Solved Examples on Solid and Electronic Device

Question 1:-

(a) What is the probability that a quantum state whose energy is 0.10eV above the Fermi energy will be occupied? Assume a sample temperature of 800 K. 

(b) What is the probability of occupancy for a state that is 0.10 eV below the Fermi energy?

Solution:-

(a) We can find P(E) from equation P(E) = 1/[e^{(E-E_f)/kT_+1].} But let us first calculate the (dimensionless) exponent in that equation:

E-E_F/kT = (0.10 eV)/(8.62×10^-5 eV/K) (800 K)

             = 1.45

Inserting this exponent into equation P(E) = 1/[e^{(E-E_f)/kT_{+1], we get,}}

P(E) = 1/[e^1.45 +1]

       = 0.19 or 19%

Therefore, the  probability that a quantum state whose energy is 0.10eV above the fermi energy occupied will be19%.  

(b) The exponent in equation P(E) = 1/[e^{(E-E_f)/kT_+1]} has the same absolute value as in (a) but is now negative. Thus from this equation,

P(E) = 1/e^-1.45+1

       = 0.81 or 81%

From the above observation we conclude that, the probability of occupancy for a state that is 0.10 eV below the Fermi energy would be 81%. For states below the Fermi energy, we are often more interested in the probability that the state is not occupied. This just 1- P(E), or 19%. Note that it is the same as the probability of occupancy in (a).

Question 2:-

Calculate the frequency of radio-waves radiated out by an oscillating circuit consisting of a capacitor of capacity 0.02 µF and inductance 8µH.

Solution:-

Here, C = 0.02 µF 

           = 2×10^-8 F

         L = 8 µH

           = 8×10^-6 H

We know that, frequency, f = 1/[2π√LC]

 

Substitute the value of L nad C in the equation  f = 1/[2π√LC], we get,

 f = 1/[2π√LC]

  = 1/[2π√(2×10^-8 F) (8×10^-6 H)]

 = [1/2π×4]×10⁷

= 397.8×10³ Hz

= 397.8 kilo Hz

From the above observation we conclude that, the frequency of radio-waves radiated out by an oscillating circuit consisting of a capacitor of capacity 0.02 µF and inductance 8µH would be 397.8 kilo Hz. 

 

Question 3:-

A triode has a mutual conductance of 3 mAV^-1 and anode resistance of 20000 ohm. Find the load resistance which must be introduced in the circut to obtain a voltage gain of 40.

Solution:- 

Here, g_m = 3 mA/V 

               = 3×10^-3 mho

         r_p = 20000 ohm

        µ = r_p×g_m 

          = 20000× 3×10^-3

             = 60

Since, voltage gain = µ / [1+ (r_p/R_L)]

                          40 = 60 / [1+ (20000/R_L)] 

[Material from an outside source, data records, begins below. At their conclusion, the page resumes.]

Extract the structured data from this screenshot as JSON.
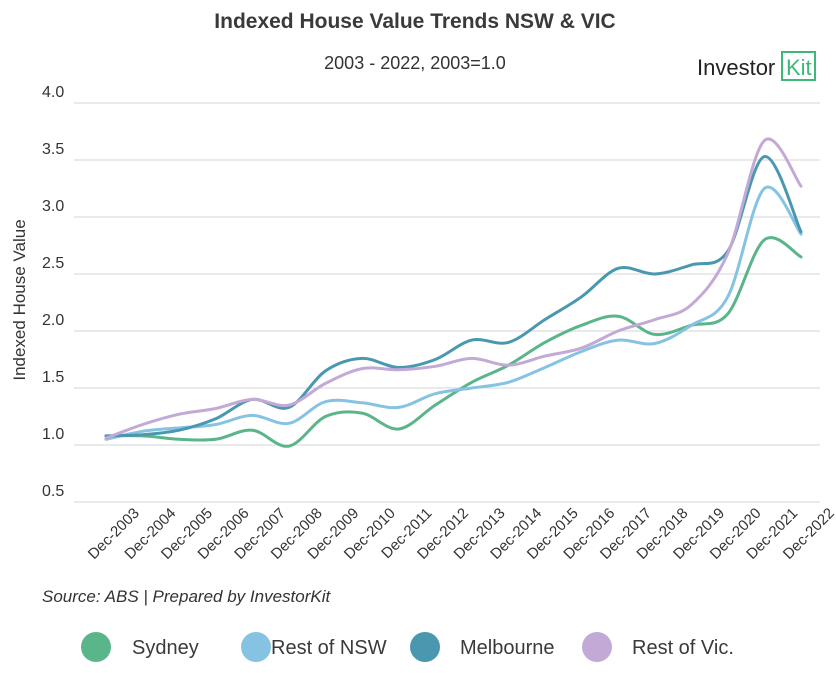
{
  "chart_data": {
    "type": "line",
    "title": "Indexed House Value Trends NSW & VIC",
    "subtitle": "2003 - 2022, 2003=1.0",
    "ylabel": "Indexed House Value",
    "xlabel": "",
    "ylim": [
      0.5,
      4.0
    ],
    "yticks": [
      "0.5",
      "1.0",
      "1.5",
      "2.0",
      "2.5",
      "3.0",
      "3.5",
      "4.0"
    ],
    "grid": true,
    "legend_position": "bottom",
    "categories": [
      "Dec-2003",
      "Dec-2004",
      "Dec-2005",
      "Dec-2006",
      "Dec-2007",
      "Dec-2008",
      "Dec-2009",
      "Dec-2010",
      "Dec-2011",
      "Dec-2012",
      "Dec-2013",
      "Dec-2014",
      "Dec-2015",
      "Dec-2016",
      "Dec-2017",
      "Dec-2018",
      "Dec-2019",
      "Dec-2020",
      "Dec-2021",
      "Dec-2022"
    ],
    "series": [
      {
        "name": "Sydney",
        "color": "#5ab58a",
        "values": [
          1.08,
          1.08,
          1.05,
          1.05,
          1.13,
          0.99,
          1.25,
          1.28,
          1.14,
          1.35,
          1.55,
          1.7,
          1.9,
          2.05,
          2.13,
          1.97,
          2.05,
          2.15,
          2.8,
          2.65
        ]
      },
      {
        "name": "Rest of NSW",
        "color": "#86c3e3",
        "values": [
          1.05,
          1.12,
          1.15,
          1.18,
          1.26,
          1.19,
          1.38,
          1.37,
          1.33,
          1.45,
          1.5,
          1.55,
          1.68,
          1.82,
          1.92,
          1.89,
          2.05,
          2.3,
          3.25,
          2.85
        ]
      },
      {
        "name": "Melbourne",
        "color": "#4a98af",
        "values": [
          1.08,
          1.09,
          1.13,
          1.23,
          1.4,
          1.33,
          1.65,
          1.76,
          1.68,
          1.75,
          1.92,
          1.9,
          2.1,
          2.3,
          2.55,
          2.5,
          2.58,
          2.7,
          3.53,
          2.87
        ]
      },
      {
        "name": "Rest of Vic.",
        "color": "#c2a9d6",
        "values": [
          1.06,
          1.18,
          1.27,
          1.32,
          1.4,
          1.35,
          1.54,
          1.67,
          1.66,
          1.69,
          1.76,
          1.7,
          1.78,
          1.85,
          2.0,
          2.1,
          2.23,
          2.68,
          3.67,
          3.27
        ]
      }
    ]
  },
  "source_text": "Source: ABS | Prepared by InvestorKit",
  "brand": {
    "text": "Investor",
    "box_text": "Kit",
    "color": "#3cb878"
  }
}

So, 1+ (20000/R_L) = 60/40

                            = 3/2

Or, 20000/R_L = 3/2 – 1

                      = ½

So, R_L = 40000 ohm

Thus, from the above observation we conclude that,  the load resistance which introduced in the circut to obtain a voltage gain of 40 would be 40000 ohm.

 

Question 4:-

The junction diode in the following circuit requires a minimum current of 1mA to be above the knee point (0.7V) of its I-V characteristic curve. The voltage across the diode is independent of current above the knee point, If V_B = 5V, then what will be the the maximum value of R so that the voltage is above the knee point ?

Solution:-

Here,V_B = V_knee + IR

Substituting 5 V for V_B, 0.7 V for V_knee and 10^-3 A for I in the equationV_B = V_knee + IR, we get,

V_B = V_knee + IR

5 = 0.7 + [(10^-3) (R)]

Or, R = 4.3 KΩ

From the above observation we conclude that, the the maximum value of R so that the voltage is above the knee point would be 4.3 KΩ.